MAI SAYS GMC IS NEITHER DEAD NOR COMATOSE
The Gambia Moral Congress (GMC) leader, Mai Fatty, has rejected suggestions that his party is dead or in a state of coma after what appears to be a period of sustained inactivity.
Speaking in a Standard exclusive yesterday following months of silence, Fatty said his party continues to remain relevant in Gambian politics and that making public pronouncements or undertaking political PR engagements are not the only pragmatic approaches to impacting public policy.

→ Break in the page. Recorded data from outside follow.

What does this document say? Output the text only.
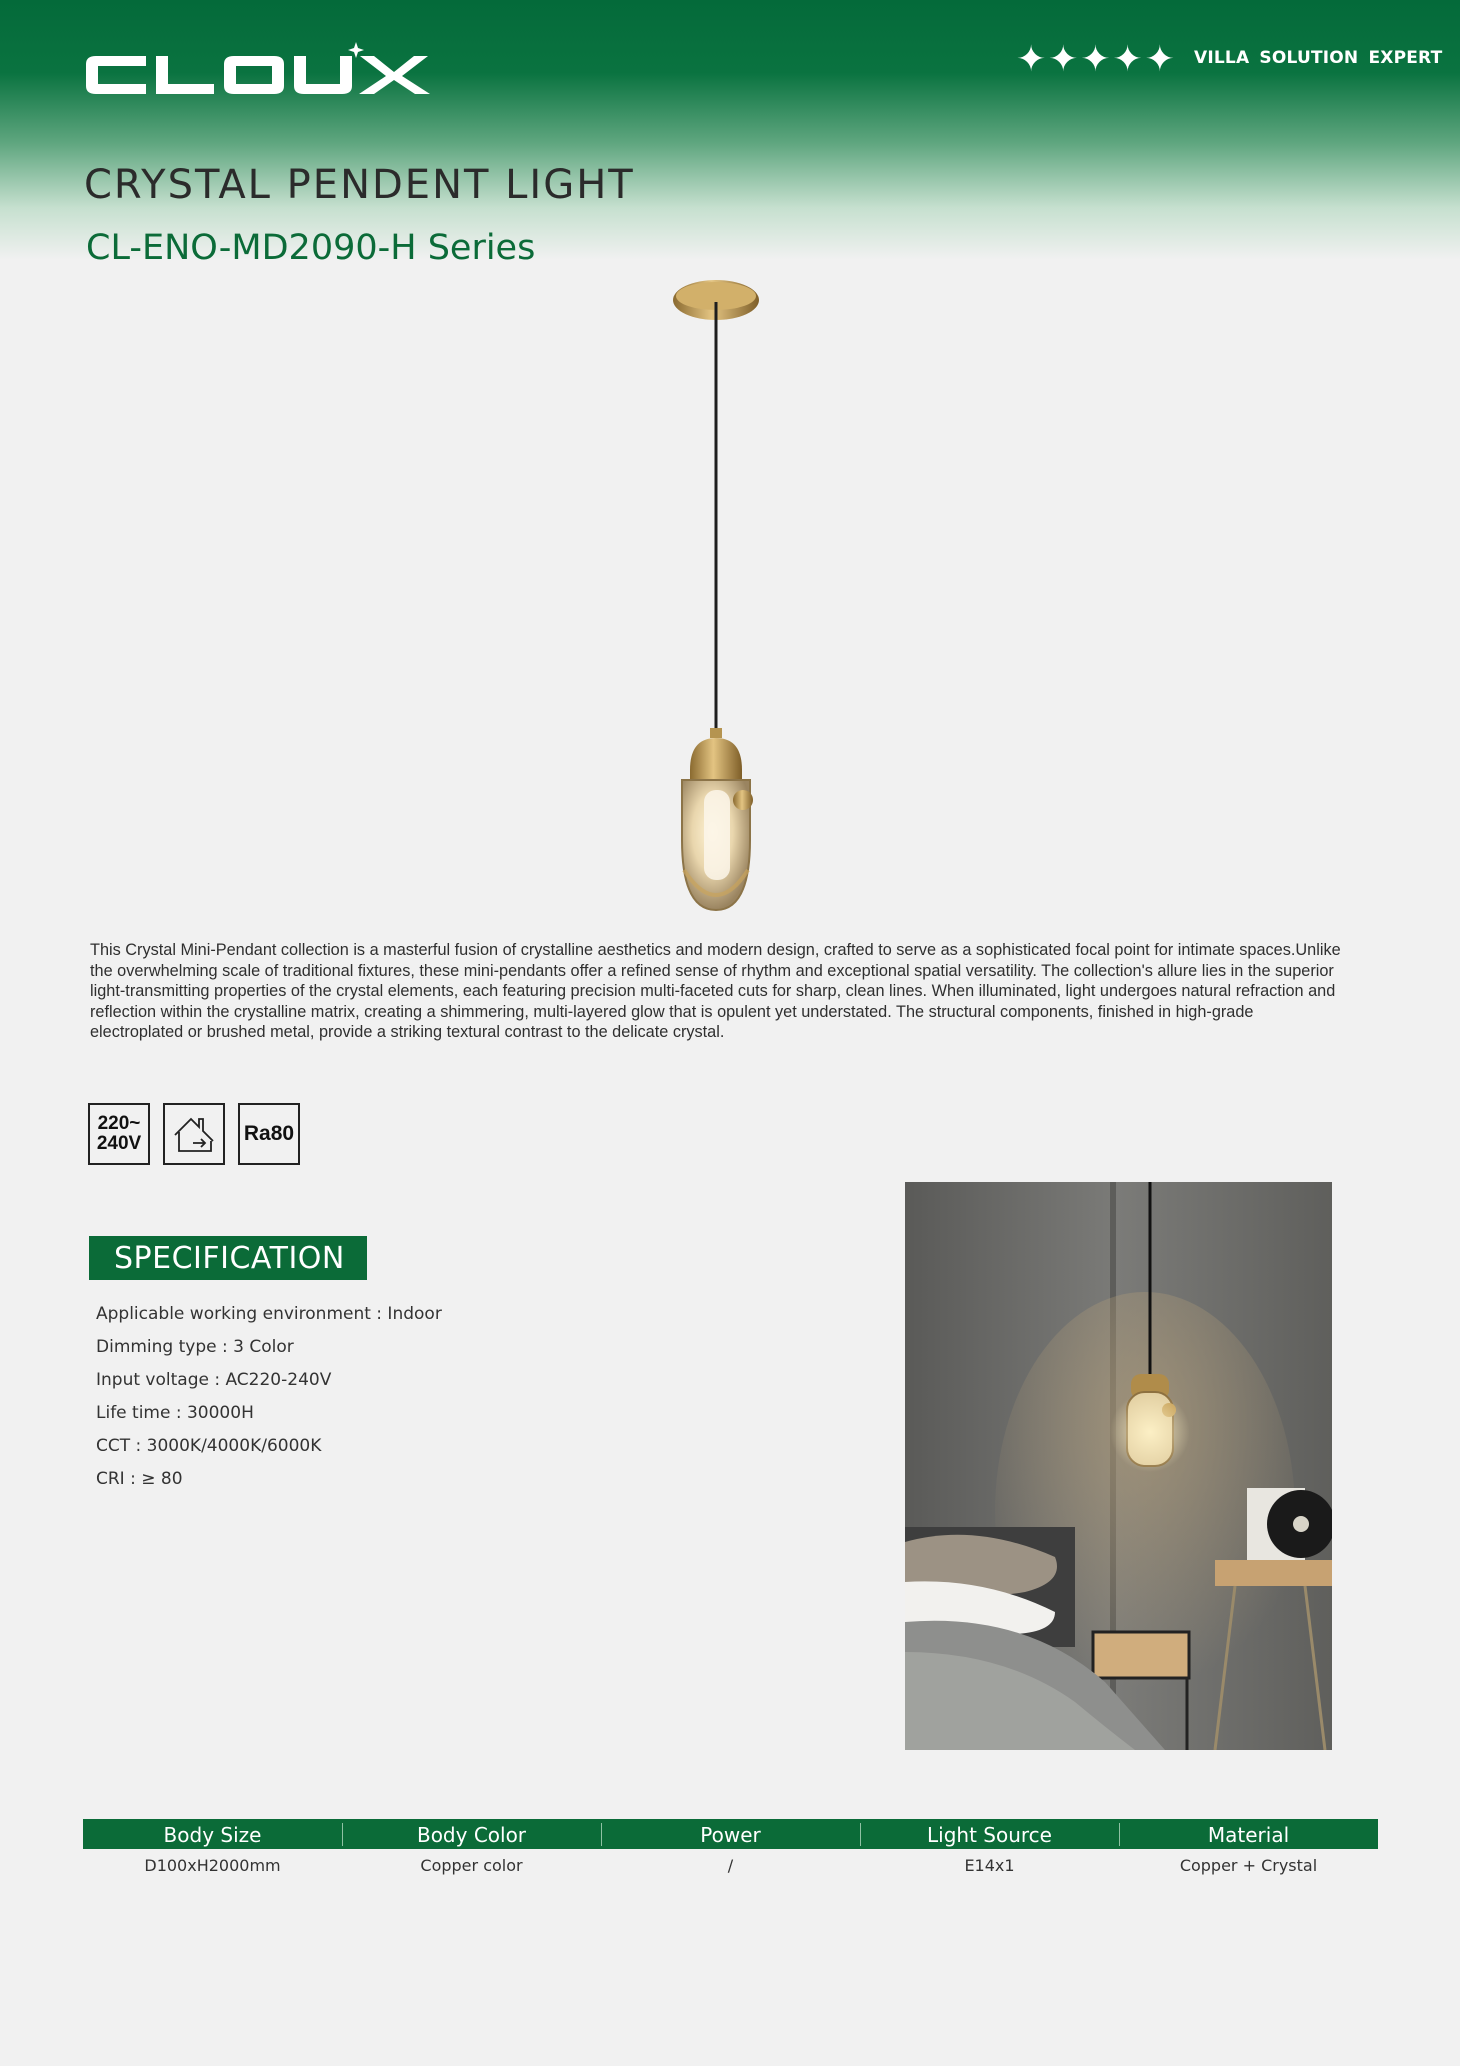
✦ ✦ ✦ ✦ ✦ VILLA SOLUTION EXPERT
CRYSTAL PENDENT LIGHT
CL-ENO-MD2090-H Series
This Crystal Mini-Pendant collection is a masterful fusion of crystalline aesthetics and modern design, crafted to serve as a sophisticated focal point for intimate spaces.Unlike the overwhelming scale of traditional fixtures, these mini-pendants offer a refined sense of rhythm and exceptional spatial versatility. The collection's allure lies in the superior light-transmitting properties of the crystal elements, each featuring precision multi-faceted cuts for sharp, clean lines. When illuminated, light undergoes natural refraction and reflection within the crystalline matrix, creating a shimmering, multi-layered glow that is opulent yet understated. The structural components, finished in high-grade electroplated or brushed metal, provide a striking textural contrast to the delicate crystal.
220~
240V	Ra80
SPECIFICATION
Applicable working environment : Indoor
Dimming type : 3 Color
Input voltage : AC220-240V
Life time : 30000H
CCT : 3000K/4000K/6000K
CRI : ≥ 80
Body Size	Body Color	Power	Light Source	Material
D100xH2000mm	Copper color	/	E14x1	Copper + Crystal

“A lot may be happening that may not be brought into the public square. There are also times when thorough introspection and sobre reflection are necessary. What every good leader needs to do, is to self-audit; to effect, a meaningful pause and make a critical, analytical evaluation of practical exigencies within the context of evolving dynamics of national politics. For me, it is a calculated strategic decision and not merely missing in action for the sake of it,” he said.
Fatty said some politicians believe being in the news daily assures their relevance.

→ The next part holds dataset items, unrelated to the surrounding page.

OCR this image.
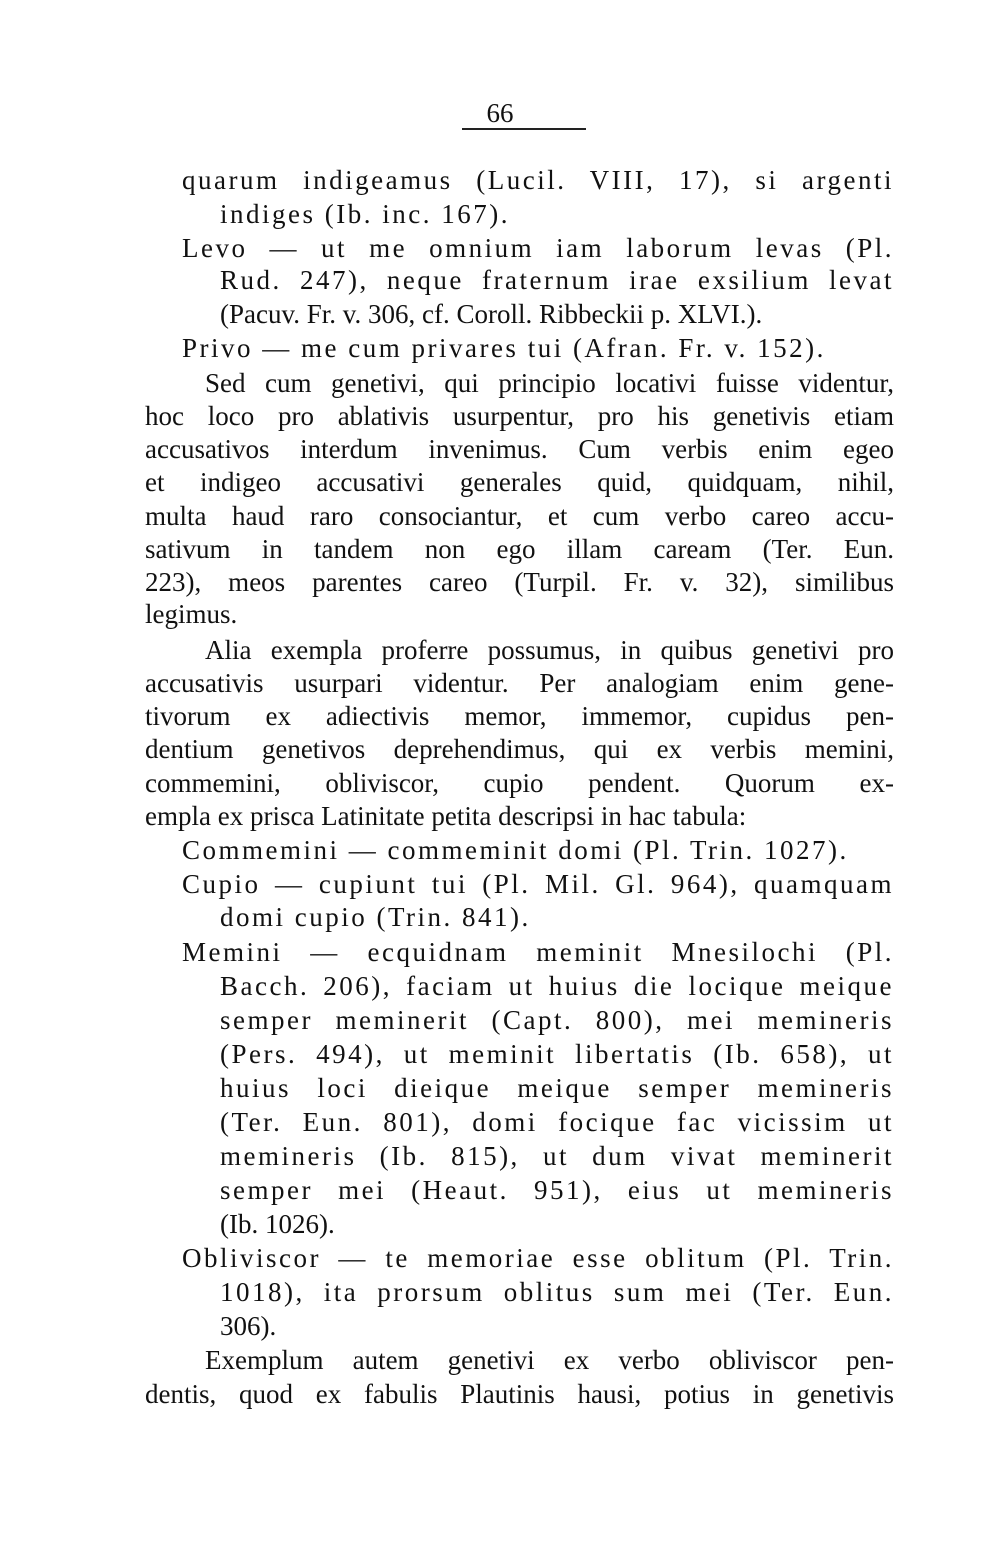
66
quarum indigeamus (Lucil. VIII, 17), si argenti
indiges (Ib. inc. 167).
Levo — ut me omnium iam laborum levas (Pl.
Rud. 247), neque fraternum irae exsilium levat
(Pacuv. Fr. v. 306, cf. Coroll. Ribbeckii p. XLVI.).
Privo — me cum privares tui (Afran. Fr. v. 152).
Sed cum genetivi, qui principio locativi fuisse videntur,
hoc loco pro ablativis usurpentur, pro his genetivis etiam
accusativos interdum invenimus. Cum verbis enim egeo
et indigeo accusativi generales quid, quidquam, nihil,
multa haud raro consociantur, et cum verbo careo accu-
sativum in tandem non ego illam caream (Ter. Eun.
223), meos parentes careo (Turpil. Fr. v. 32), similibus
legimus.
Alia exempla proferre possumus, in quibus genetivi pro
accusativis usurpari videntur. Per analogiam enim gene-
tivorum ex adiectivis memor, immemor, cupidus pen-
dentium genetivos deprehendimus, qui ex verbis memini,
commemini, obliviscor, cupio pendent. Quorum ex-
empla ex prisca Latinitate petita descripsi in hac tabula:
Commemini — commeminit domi (Pl. Trin. 1027).
Cupio — cupiunt tui (Pl. Mil. Gl. 964), quamquam
domi cupio (Trin. 841).
Memini — ecquidnam meminit Mnesilochi (Pl.
Bacch. 206), faciam ut huius die locique meique
semper meminerit (Capt. 800), mei memineris
(Pers. 494), ut meminit libertatis (Ib. 658), ut
huius loci dieique meique semper memineris
(Ter. Eun. 801), domi focique fac vicissim ut
memineris (Ib. 815), ut dum vivat meminerit
semper mei (Heaut. 951), eius ut memineris
(Ib. 1026).
Obliviscor — te memoriae esse oblitum (Pl. Trin.
1018), ita prorsum oblitus sum mei (Ter. Eun.
306).
Exemplum autem genetivi ex verbo obliviscor pen-
dentis, quod ex fabulis Plautinis hausi, potius in genetivis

“They consider notoriety as a political currency. I think this may be true to a limited extent. [But] my position is that the supreme value of a leader lies in the quality of impact, the lives changed, the policy decisions that fundamentally better lives and not the ubiquitous stumping in the public space. Over the years, I have learnt a lot. I am no longer inexperienced, and experience has the effect of changing people. Experience has taught me to reform my politics,” he said.

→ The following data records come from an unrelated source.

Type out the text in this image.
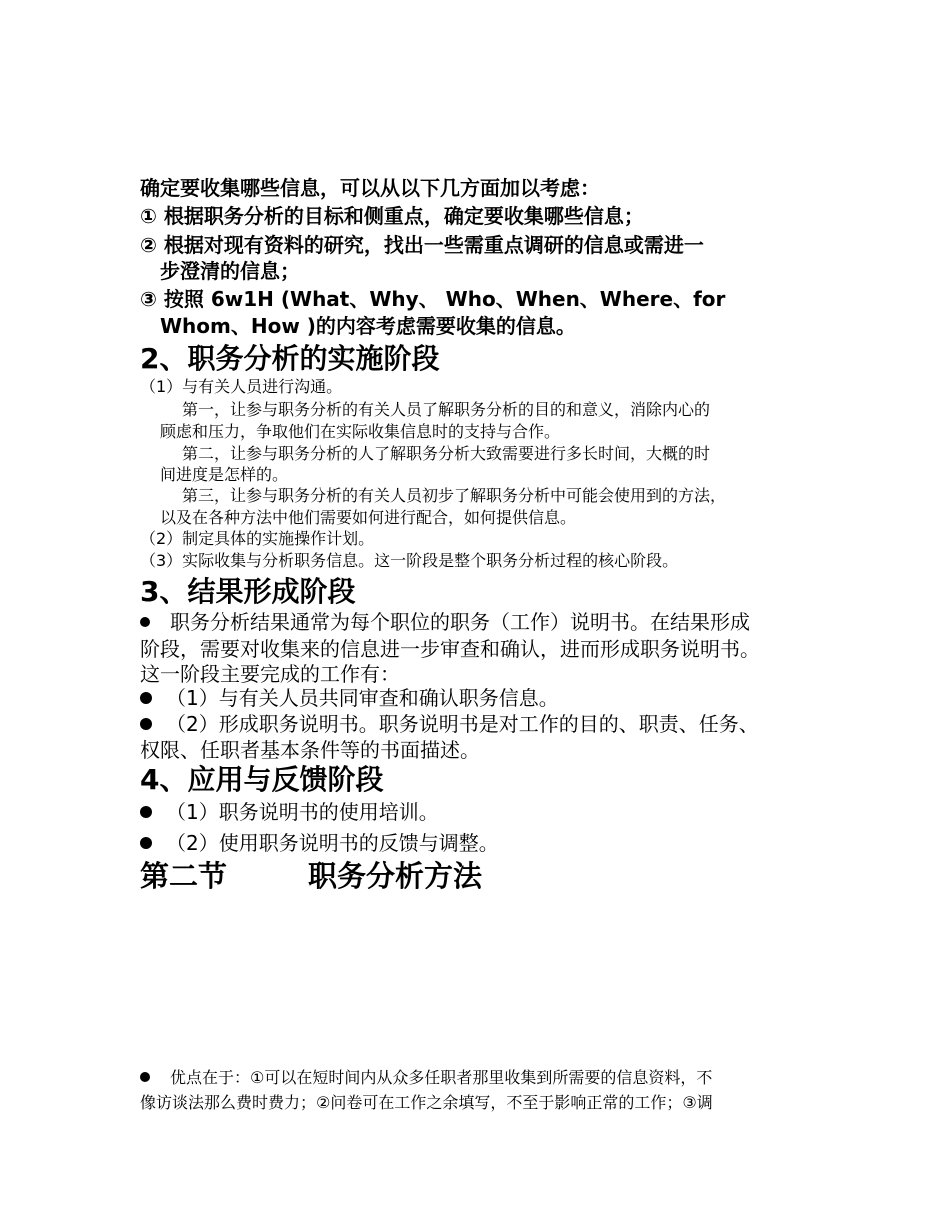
确定要收集哪些信息，可以从以下几方面加以考虑：
① 根据职务分析的目标和侧重点，确定要收集哪些信息；
② 根据对现有资料的研究，找出一些需重点调研的信息或需进一
步澄清的信息；
③ 按照 6w1H (What、Why、 Who、When、Where、for
Whom、How )的内容考虑需要收集的信息。
2、职务分析的实施阶段
（1）与有关人员进行沟通。
第一，让参与职务分析的有关人员了解职务分析的目的和意义，消除内心的
顾虑和压力，争取他们在实际收集信息时的支持与合作。
第二，让参与职务分析的人了解职务分析大致需要进行多长时间，大概的时
间进度是怎样的。
第三，让参与职务分析的有关人员初步了解职务分析中可能会使用到的方法，
以及在各种方法中他们需要如何进行配合，如何提供信息。
（2）制定具体的实施操作计划。
（3）实际收集与分析职务信息。这一阶段是整个职务分析过程的核心阶段。
3、结果形成阶段
职务分析结果通常为每个职位的职务（工作）说明书。在结果形成
阶段，需要对收集来的信息进一步审查和确认，进而形成职务说明书。
这一阶段主要完成的工作有：
（1）与有关人员共同审查和确认职务信息。
（2）形成职务说明书。职务说明书是对工作的目的、职责、任务、
权限、任职者基本条件等的书面描述。
4、应用与反馈阶段
（1）职务说明书的使用培训。
（2）使用职务说明书的反馈与调整。
第二节	职务分析方法
优点在于：①可以在短时间内从众多任职者那里收集到所需要的信息资料，不
像访谈法那么费时费力；②问卷可在工作之余填写，不至于影响正常的工作；③调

“The logic of your question is palpably defective. Today we have not won elections just like some political parties did in the past. The story may be somewhat different today but yesterday they too confronted obstructive challenges. That is not to establish that the situation cannot change for us in the future,” Fatty noted.
He said there are countries in Africa and elsewhere where politicians continue to contest elections for over thirty to forty years without success.
“They haven’t given up. Why should we? Some succeed and others still desire to contest again. It’s a lifelong ambition. It’s a journey and not a destination. Only God can predict the future. We will not give up,” he stated.